SpaceX’s current workhorse vehicles, the Falcon 9 rocket and Dragon spacecraft, are manufactured and operated from the company’s existing headquarters in Hawthorne, near Los Angeles. SpaceX also has a significant footprint in Redmond, Washington, where it builds Starlink internet satellites, and at launch bases at Cape Canaveral and Vandenberg Space Force Base, California.

SpaceX intends to eventually replace the Falcon 9 rocket and Dragon spacecraft with the Starship vehicle, meaning the long-term future of Hawthorne as a full-scale spaceship factory was already in question. Raptor engines for the Starship program were originally built in Hawthorne, but Musk said in 2021 that SpaceX planned to build a second Raptor engine factory at its engine test site in McGregor, Texas.

SpaceX moved into its Hawthorne headquarters in 2008 before the first flight of the Falcon 9 and Dragon cargo capsule. The company is largely vertically integrated, so it has continually expanded its facilities around Hawthorne to produce things like Starlink customer dishes, engine components, and spacesuits. SpaceX is now opening a new plant in Central Texas to produce Starlink user terminals.
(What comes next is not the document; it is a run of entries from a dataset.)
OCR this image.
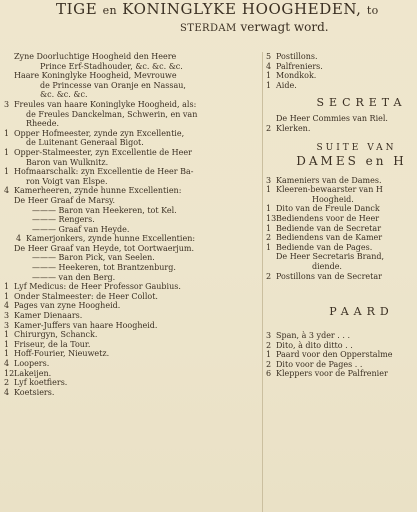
TIGE en KONINGLYKE HOOGHEDEN, to
STERDAM verwagt word.
Zyne Doorluchtige Hoogheid den Heere
Prince Erf-Stadhouder, &c. &c. &c.
Haare Koninglyke Hoogheid, Mevrouwe
de Princesse van Oranje en Nassau,
&c. &c. &c.
3 Freules van haare Koninglyke Hoogheid, als:
de Freules Danckelman, Schwerin, en van
Rheede.
1 Opper Hofmeester, zynde zyn Excellentie,
de Luitenant Generaal Bigot.
1 Opper-Stalmeester, zyn Excellentie de Heer
Baron van Wulknitz.
1 Hofmaarschalk: zyn Excellentie de Heer Ba-
ron Voigt van Elspe.
4 Kamerheeren, zynde hunne Excellentien:
De Heer Graaf de Marsy.
——— Baron van Heekeren, tot Kel.
——— Rengers.
——— Graaf van Heyde.
4 Kamerjonkers, zynde hunne Excellentien:
De Heer Graaf van Heyde, tot Oortwaerjum.
——— Baron Pick, van Seelen.
——— Heekeren, tot Brantzenburg.
——— van den Berg.
1 Lyf Medicus: de Heer Professor Gaubius.
1 Onder Stalmeester: de Heer Collot.
4 Pages van zyne Hoogheid.
3 Kamer Dienaars.
3 Kamer-Juffers van haare Hoogheid.
1 Chirurgyn, Schanck.
1 Friseur, de la Tour.
1 Hoff-Fourier, Nieuwetz.
4 Loopers.
12Lakeijen.
2 Lyf koetfiers.
4 Koetsiers.
5 Postillons.
4 Palfreniers.
1 Mondkok.
1 Aide.
SECRETA
De Heer Commies van Riel.
2 Klerken.
SUITE VAN
DAMES en H
3 Kameniers van de Dames.
1 Kleeren-bewaarster van H
Hoogheid.
1 Dito van de Freule Danck
13Bediendens voor de Heer
1 Bediende van de Secretar
2 Bediendens van de Kamer
1 Bediende van de Pages.
De Heer Secretaris Brand,
diende.
2 Postillons van de Secretar
PAARD
3 Span, à 3 yder . . .
2 Dito, à dito ditto . .
1 Paard voor den Opperstalme
2 Dito voor de Pages . .
6 Kleppers voor de Palfrenier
Elon Musk, owner of SpaceX and X, speaks in May at a conference in Beverly Hills, California.
Enlarge / Elon Musk, owner of SpaceX and X, speaks in May at a conference in Beverly Hills, California.Apu Gomes/Getty Images

The first stage boosters and payload fairings for Falcon 9 rockets are reused, while SpaceX builds brand new upper stages for each Falcon 9 flight. In recent years, SpaceX has built between five and 10 new Falcon rocket boosters per year to sustain the company’s growing cadence of Falcon 9 and Falcon Heavy launches.

SpaceX is now assembling its fifth and final reusable Crew Dragon spacecraft in Hawthorne, giving the company sufficient inventory to support NASA and commercial astronaut missions until at least 2030. The unpressurized trunks for each Dragon mission are expendable, so SpaceX will continue producing those as long as Dragon is flying.

So while the relocation of SpaceX headquarters to Texas comes with legal, tax, and political implications, Musk had already bet the company’s future in Texas. It will take a long time for SpaceX to fully unspool the company’s established workforce and production capabilities in California, if it ever does.